Quando um foguete deixa o solo, o momento visível dura poucos segundos. Mas o que acontece antes, durante e depois da decolagem envolve uma operação altamente sincronizada, que exige precisão absoluta, comunicação constante e decisões tomadas em tempo real. Foi essa engrenagem invisível que funcionou como previsto no lançamento do foguete Hanbit-Nano, da empresa sul-coreana Innospace, realizado no Centro de Lançamento de Alcântara (CLA), no Maranhão, em 22 de dezembro passado.
Embora o foguete tenha explodido após a decolagem, o evento de lançamento ocorreu sem qualquer impacto à segurança de pessoas e ao patrimônio. Do ponto de vista do CLA, o lançamento foi considerado bem-sucedido, reforçando a capacidade do Brasil de conduzir lançamentos espaciais com padrões internacionais de segurança, controle e rastreabilidade.
“Em operações espaciais, sucesso não significa apenas completar o voo, mas cumprir rigorosamente todos os protocolos de segurança, controle, comunicação e monitoramento, inclusive quando ocorre uma anomalia após a decolagem. Nesse sentido, o lançamento do Hanbit-Nano reforça a posição de Alcântara como uma base estratégica no cenário global e evidencia que o Brasil contribui não apenas com sua localização geográfica privilegiada, mas com tecnologia crítica para missões espaciais de alta complexidade”,
reforça Rafael Mordente, CEO da Concert Space – empresa brasileira responsável pelo desenvolvimento de alguns dos sistemas utilizados pelo CLA para o lançamento do Hanbit-Nano.

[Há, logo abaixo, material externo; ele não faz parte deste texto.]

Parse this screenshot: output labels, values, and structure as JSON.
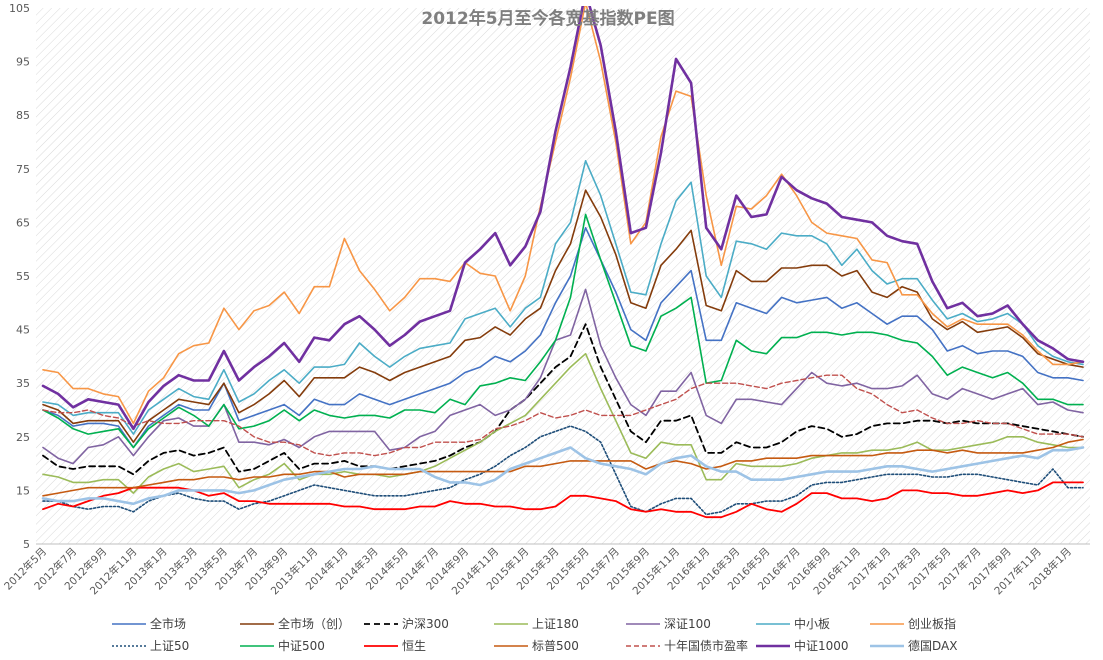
{
  "chart_data": {
    "type": "line",
    "title": "2012年5月至今各宽基指数PE图",
    "xlabel": "",
    "ylabel": "",
    "ylim": [
      5,
      105
    ],
    "yticks": [
      5,
      15,
      25,
      35,
      45,
      55,
      65,
      75,
      85,
      95,
      105
    ],
    "grid": "diagonal-hatch",
    "legend_position": "bottom",
    "x": [
      "2012年5月",
      "2012年6月",
      "2012年7月",
      "2012年8月",
      "2012年9月",
      "2012年10月",
      "2012年11月",
      "2012年12月",
      "2013年1月",
      "2013年2月",
      "2013年3月",
      "2013年4月",
      "2013年5月",
      "2013年6月",
      "2013年7月",
      "2013年8月",
      "2013年9月",
      "2013年10月",
      "2013年11月",
      "2013年12月",
      "2014年1月",
      "2014年2月",
      "2014年3月",
      "2014年4月",
      "2014年5月",
      "2014年6月",
      "2014年7月",
      "2014年8月",
      "2014年9月",
      "2014年10月",
      "2014年11月",
      "2014年12月",
      "2015年1月",
      "2015年2月",
      "2015年3月",
      "2015年4月",
      "2015年5月",
      "2015年6月",
      "2015年7月",
      "2015年8月",
      "2015年9月",
      "2015年10月",
      "2015年11月",
      "2015年12月",
      "2016年1月",
      "2016年2月",
      "2016年3月",
      "2016年4月",
      "2016年5月",
      "2016年6月",
      "2016年7月",
      "2016年8月",
      "2016年9月",
      "2016年10月",
      "2016年11月",
      "2016年12月",
      "2017年1月",
      "2017年2月",
      "2017年3月",
      "2017年4月",
      "2017年5月",
      "2017年6月",
      "2017年7月",
      "2017年8月",
      "2017年9月",
      "2017年10月",
      "2017年11月",
      "2017年12月",
      "2018年1月",
      "2018年2月"
    ],
    "xtick_labels": [
      "2012年5月",
      "2012年7月",
      "2012年9月",
      "2012年11月",
      "2013年1月",
      "2013年3月",
      "2013年5月",
      "2013年7月",
      "2013年9月",
      "2013年11月",
      "2014年1月",
      "2014年3月",
      "2014年5月",
      "2014年7月",
      "2014年9月",
      "2014年11月",
      "2015年1月",
      "2015年3月",
      "2015年5月",
      "2015年7月",
      "2015年9月",
      "2015年11月",
      "2016年1月",
      "2016年3月",
      "2016年5月",
      "2016年7月",
      "2016年9月",
      "2016年11月",
      "2017年1月",
      "2017年3月",
      "2017年5月",
      "2017年7月",
      "2017年9月",
      "2017年11月",
      "2018年1月"
    ],
    "series": [
      {
        "name": "全市场",
        "color": "#4472c4",
        "dash": "solid",
        "width": 1.6,
        "values": [
          30,
          29,
          27,
          27.5,
          27.5,
          27,
          23,
          27,
          29,
          31,
          30,
          30,
          35,
          28,
          29,
          30,
          31,
          29,
          32,
          31,
          31,
          33,
          32,
          31,
          32,
          33,
          34,
          35,
          37,
          38,
          40,
          39,
          41,
          44,
          50,
          55,
          64,
          58,
          52,
          45,
          43,
          50,
          53,
          56,
          43,
          43,
          50,
          49,
          48,
          51,
          50,
          50.5,
          51,
          49,
          50,
          48,
          46,
          47.5,
          47.5,
          45,
          41,
          42,
          40.5,
          41,
          41,
          40,
          37,
          36,
          36,
          35.5
        ]
      },
      {
        "name": "全市场（创）",
        "color": "#843c0c",
        "dash": "solid",
        "width": 1.6,
        "values": [
          31,
          30,
          27.5,
          28,
          28,
          28,
          24,
          28,
          30,
          32,
          31.5,
          31,
          35,
          29.5,
          31,
          33,
          35.5,
          32.5,
          36,
          36,
          36,
          38,
          37,
          35.5,
          37,
          38,
          39,
          40,
          43,
          43.5,
          45.5,
          44,
          47,
          49,
          56,
          61,
          71,
          66,
          59,
          50,
          49,
          57,
          60,
          63.5,
          49.5,
          48.5,
          56,
          54,
          54,
          56.5,
          56.5,
          57,
          57,
          55,
          56,
          52,
          51,
          53,
          52,
          47,
          45,
          46.5,
          44.5,
          45,
          45.5,
          43.5,
          40.5,
          39.5,
          38.5,
          38
        ]
      },
      {
        "name": "沪深300",
        "color": "#000000",
        "dash": "6,4",
        "width": 1.8,
        "values": [
          21.5,
          19.5,
          19,
          19.5,
          19.5,
          19.5,
          18,
          20.5,
          22,
          22.5,
          21.5,
          22,
          23,
          18.5,
          19,
          20.5,
          22,
          19,
          20,
          20,
          20.5,
          19.5,
          19.5,
          19,
          19.5,
          20,
          20.5,
          21.5,
          23,
          24,
          26,
          30,
          32,
          35,
          38,
          40,
          46,
          38,
          32,
          26,
          24,
          28,
          28,
          29,
          22,
          22,
          24,
          23,
          23,
          24,
          26,
          27,
          26.5,
          25,
          25.5,
          27,
          27.5,
          27.5,
          28,
          28,
          27.5,
          28,
          27.5,
          27.5,
          27.5,
          27,
          26.5,
          26,
          25.5,
          25
        ]
      },
      {
        "name": "上证180",
        "color": "#9bbb59",
        "dash": "solid",
        "width": 1.6,
        "values": [
          18,
          17.5,
          16.5,
          16.5,
          17,
          17,
          14.5,
          17.5,
          19,
          20,
          18.5,
          19,
          19.5,
          15.5,
          17,
          18,
          20,
          17,
          18,
          18,
          18.5,
          18,
          18,
          17.5,
          18,
          18.5,
          19.5,
          21,
          22.5,
          24,
          26,
          27.5,
          29,
          32,
          35,
          38,
          40.5,
          34,
          28,
          22,
          21,
          24,
          23.5,
          23.5,
          17,
          17,
          20,
          19.5,
          19.5,
          19.5,
          20,
          21,
          21.5,
          22,
          22,
          22.5,
          22.5,
          23,
          24,
          22.5,
          22.5,
          23,
          23.5,
          24,
          25,
          25,
          24,
          23.5,
          23,
          23
        ]
      },
      {
        "name": "深证100",
        "color": "#8064a2",
        "dash": "solid",
        "width": 1.6,
        "values": [
          23,
          21,
          20,
          23,
          23.5,
          25,
          21.5,
          25,
          28,
          28.5,
          27,
          27,
          31,
          24,
          24,
          23.5,
          24.5,
          23,
          25,
          26,
          26,
          26,
          26,
          22.5,
          23,
          25,
          26,
          29,
          30,
          31,
          29,
          30,
          32,
          36,
          43,
          44,
          52.5,
          42,
          36,
          31,
          29,
          33.5,
          33.5,
          37,
          29,
          27.5,
          32,
          32,
          31.5,
          31,
          34,
          37,
          35,
          34.5,
          35,
          34,
          34,
          34.5,
          36.5,
          33,
          32,
          34,
          33,
          32,
          33,
          34,
          31,
          31.5,
          30,
          29.5
        ]
      },
      {
        "name": "中小板",
        "color": "#4bacc6",
        "dash": "solid",
        "width": 1.6,
        "values": [
          31.5,
          31,
          29,
          29.5,
          29.5,
          29.5,
          25.5,
          30,
          32,
          34,
          32.5,
          32,
          37.5,
          31.5,
          33,
          35.5,
          37.5,
          35,
          38,
          38,
          38.5,
          42.5,
          40,
          38,
          40,
          41.5,
          42,
          42.5,
          47,
          48,
          49,
          45.5,
          49,
          51,
          61,
          65,
          76.5,
          70,
          61,
          52,
          51.5,
          61,
          69,
          72.5,
          55,
          51,
          61.5,
          61,
          60,
          63,
          62.5,
          62.5,
          61,
          57,
          60,
          56,
          53.5,
          54.5,
          54.5,
          50.5,
          47,
          48,
          46.5,
          47,
          48,
          46,
          42,
          40,
          39,
          38.5
        ]
      },
      {
        "name": "创业板指",
        "color": "#f79646",
        "dash": "solid",
        "width": 1.6,
        "values": [
          37.5,
          37,
          34,
          34,
          33,
          32.5,
          27.5,
          33.5,
          36,
          40.5,
          42,
          42.5,
          49,
          45,
          48.5,
          49.5,
          52,
          48,
          53,
          53,
          62,
          56,
          52.5,
          48.5,
          51,
          54.5,
          54.5,
          54,
          57.5,
          55.5,
          55,
          48.5,
          55,
          68,
          80,
          92,
          106,
          95,
          80,
          61,
          65,
          81,
          89.5,
          88.5,
          70,
          57,
          68,
          67.5,
          70,
          74,
          70,
          65,
          63,
          62.5,
          62,
          58,
          57.5,
          51.5,
          51.5,
          48,
          45.5,
          47,
          46,
          46,
          46,
          44,
          41,
          38.5,
          38.5,
          39
        ]
      },
      {
        "name": "上证50",
        "color": "#1f4e79",
        "dash": "2,2",
        "width": 1.6,
        "values": [
          13,
          13,
          12,
          11.5,
          12,
          12,
          11,
          13,
          14,
          14.5,
          13.5,
          13,
          13,
          11.5,
          12.5,
          13,
          14,
          15,
          16,
          15.5,
          15,
          14.5,
          14,
          14,
          14,
          14.5,
          15,
          15.5,
          17,
          18,
          19.5,
          21.5,
          23,
          25,
          26,
          27,
          26,
          24,
          18,
          12,
          11,
          12.5,
          13.5,
          13.5,
          10.5,
          11,
          12.5,
          12.5,
          13,
          13,
          14,
          16,
          16.5,
          16.5,
          17,
          17.5,
          18,
          18,
          18,
          17.5,
          17.5,
          18,
          18,
          17.5,
          17,
          16.5,
          16,
          19,
          15.5,
          15.5
        ]
      },
      {
        "name": "中证500",
        "color": "#00b050",
        "dash": "solid",
        "width": 1.6,
        "values": [
          30,
          28.5,
          26.5,
          25.5,
          26,
          26.5,
          23,
          26.5,
          28.5,
          30.5,
          29,
          27,
          31,
          26.5,
          27,
          28,
          30,
          28,
          30,
          29,
          28.5,
          29,
          29,
          28.5,
          30,
          30,
          29.5,
          32,
          31,
          34.5,
          35,
          36,
          35.5,
          39,
          43,
          51,
          66.5,
          58,
          50,
          42,
          41,
          47.5,
          49,
          51,
          35,
          35.5,
          43,
          41,
          40.5,
          43.5,
          43.5,
          44.5,
          44.5,
          44,
          44.5,
          44.5,
          44,
          43,
          42.5,
          40,
          36.5,
          38,
          37,
          36,
          37,
          35,
          32,
          32,
          31,
          31
        ]
      },
      {
        "name": "恒生",
        "color": "#ff0000",
        "dash": "solid",
        "width": 1.8,
        "values": [
          11.5,
          12.5,
          12,
          13,
          14,
          14.5,
          15.5,
          15.5,
          15.5,
          15.5,
          15,
          14,
          14.5,
          13,
          13,
          12.5,
          12.5,
          12.5,
          12.5,
          12.5,
          12,
          12,
          11.5,
          11.5,
          11.5,
          12,
          12,
          13,
          12.5,
          12.5,
          12,
          12,
          11.5,
          11.5,
          12,
          14,
          14,
          13.5,
          13,
          11.5,
          11,
          11.5,
          11,
          11,
          10,
          10,
          11,
          12.5,
          11.5,
          11,
          12.5,
          14.5,
          14.5,
          13.5,
          13.5,
          13,
          13.5,
          15,
          15,
          14.5,
          14.5,
          14,
          14,
          14.5,
          15,
          14.5,
          15,
          16.5,
          16.5,
          16.5
        ]
      },
      {
        "name": "标普500",
        "color": "#c55a11",
        "dash": "solid",
        "width": 1.6,
        "values": [
          14,
          14.5,
          15,
          15.5,
          15.5,
          15.5,
          15.5,
          16,
          16.5,
          17,
          17,
          17.5,
          17.5,
          17,
          17.5,
          17.5,
          18,
          18,
          18.5,
          18.5,
          17.5,
          18,
          18,
          18,
          18,
          18.5,
          18.5,
          18.5,
          18.5,
          18.5,
          18.5,
          18.5,
          19.5,
          19.5,
          20,
          20.5,
          20.5,
          20.5,
          20.5,
          20.5,
          19,
          20,
          20.5,
          20,
          19,
          19.5,
          20.5,
          20.5,
          21,
          21,
          21,
          21.5,
          21.5,
          21.5,
          21.5,
          21.5,
          22,
          22,
          22.5,
          22.5,
          22,
          22.5,
          22,
          22,
          22,
          22,
          22.5,
          23,
          24,
          24.5
        ]
      },
      {
        "name": "十年国债市盈率",
        "color": "#c0504d",
        "dash": "5,3",
        "width": 1.4,
        "values": [
          30,
          29.5,
          29.5,
          30,
          29,
          28.5,
          27,
          28,
          27.5,
          27.5,
          28,
          28,
          28,
          27,
          25,
          24,
          24,
          23.5,
          22,
          21.5,
          22,
          22,
          21.5,
          22,
          23,
          23,
          24,
          24,
          24,
          24.5,
          26.5,
          27,
          28,
          29.5,
          28.5,
          29,
          30,
          29,
          29,
          29,
          30,
          31,
          32,
          34,
          35,
          35,
          35,
          34.5,
          34,
          35,
          35.5,
          36,
          36.5,
          36.5,
          34,
          33,
          31,
          29.5,
          30,
          28.5,
          27.5,
          27.5,
          28,
          27.5,
          27.5,
          26.5,
          25.5,
          25.5,
          25.5,
          25
        ]
      },
      {
        "name": "中证1000",
        "color": "#7030a0",
        "dash": "solid",
        "width": 2.6,
        "values": [
          34.5,
          33,
          30.5,
          32,
          31.5,
          31,
          26.5,
          31.5,
          34.5,
          36.5,
          35.5,
          35.5,
          41,
          35.5,
          38,
          40,
          42.5,
          39,
          43.5,
          43,
          46,
          47.5,
          45,
          42,
          44,
          46.5,
          47.5,
          48.5,
          57.5,
          60,
          63,
          57,
          60.5,
          67,
          82,
          94,
          110,
          98,
          82,
          63,
          64,
          78,
          95.5,
          91,
          64,
          60,
          70,
          66,
          66.5,
          73.5,
          71,
          69.5,
          68.5,
          66,
          65.5,
          65,
          62.5,
          61.5,
          61,
          54,
          49,
          50,
          47.5,
          48,
          49.5,
          46,
          43,
          41.5,
          39.5,
          39
        ]
      },
      {
        "name": "德国DAX",
        "color": "#9dc3e6",
        "dash": "solid",
        "width": 2.6,
        "values": [
          13.5,
          13,
          13,
          13.5,
          13.5,
          13,
          12.5,
          13.5,
          14,
          15,
          15,
          15,
          15,
          14.5,
          15,
          16,
          17,
          17.5,
          18,
          18.5,
          19,
          19,
          19.5,
          19,
          19,
          19,
          17.5,
          16.5,
          16.5,
          16,
          17,
          19,
          20,
          21,
          22,
          23,
          21,
          20,
          19.5,
          19,
          18,
          20,
          21,
          21.5,
          19.5,
          18.5,
          18.5,
          17,
          17,
          17,
          17.5,
          18,
          18.5,
          18.5,
          18.5,
          19,
          19.5,
          19.5,
          19,
          18.5,
          19,
          19.5,
          20,
          20.5,
          21,
          21.5,
          21,
          22.5,
          22.5,
          23
        ]
      }
    ]
  }
}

Tecnologia brasileira nos bastidores
Uma das principais tecnologias responsáveis pelo sucesso da operação é o Sistema de Controle Operacional e Disparo (SCOD), que realiza a sinalização operacional, informando visualmente se cada posto está apto para o lançamento: verde, quando está em posição de lançamento; vermelho, quando não está.
Os sistemas de sincronização, por sua vez, garantem que todos os postos trabalhem com a mesma referência temporal, informando o tempo universal, o tempo de decolagem e a chamada Hora Zero, que marca a hora exata do lançamento. Esses sistemas também atuam diretamente nos Painéis de Disparo dos foguetes, considerados o núcleo das decisões de lançamento.
Já no momento exato da decolagem, entra em ação o Sistema de TOP de Decolagem, responsável por informar aos equipamentos e operadores o instante preciso em que o veículo deixa a plataforma.

Rafael Mordente destaca que este é um trabalho que não aparece nas imagens do foguete no céu, mas que garante que tudo aconteça com segurança e confiabilidade.
“Quando o Brasil domina tecnologias críticas de comando, controle, sincronização e segurança de voo, ele deixa de ser apenas um local de lançamento e passa a ser um ator estratégico no setor espacial. Esse tipo de capacidade fortalece a soberania tecnológica do país e amplia sua relevância no cenário internacional”,
destaca.
O Cel Eng Moreira (FAB), Coordenador-Geral da Operação Spaceward, completou:
“O que se viu nesta missão foi o resultado de uma operação altamente coordenada, apoiada por sistemas robustos e equipes preparadas. Isso consolida Alcântara como uma base apta a receber lançamentos comerciais e missões cada vez mais complexas”.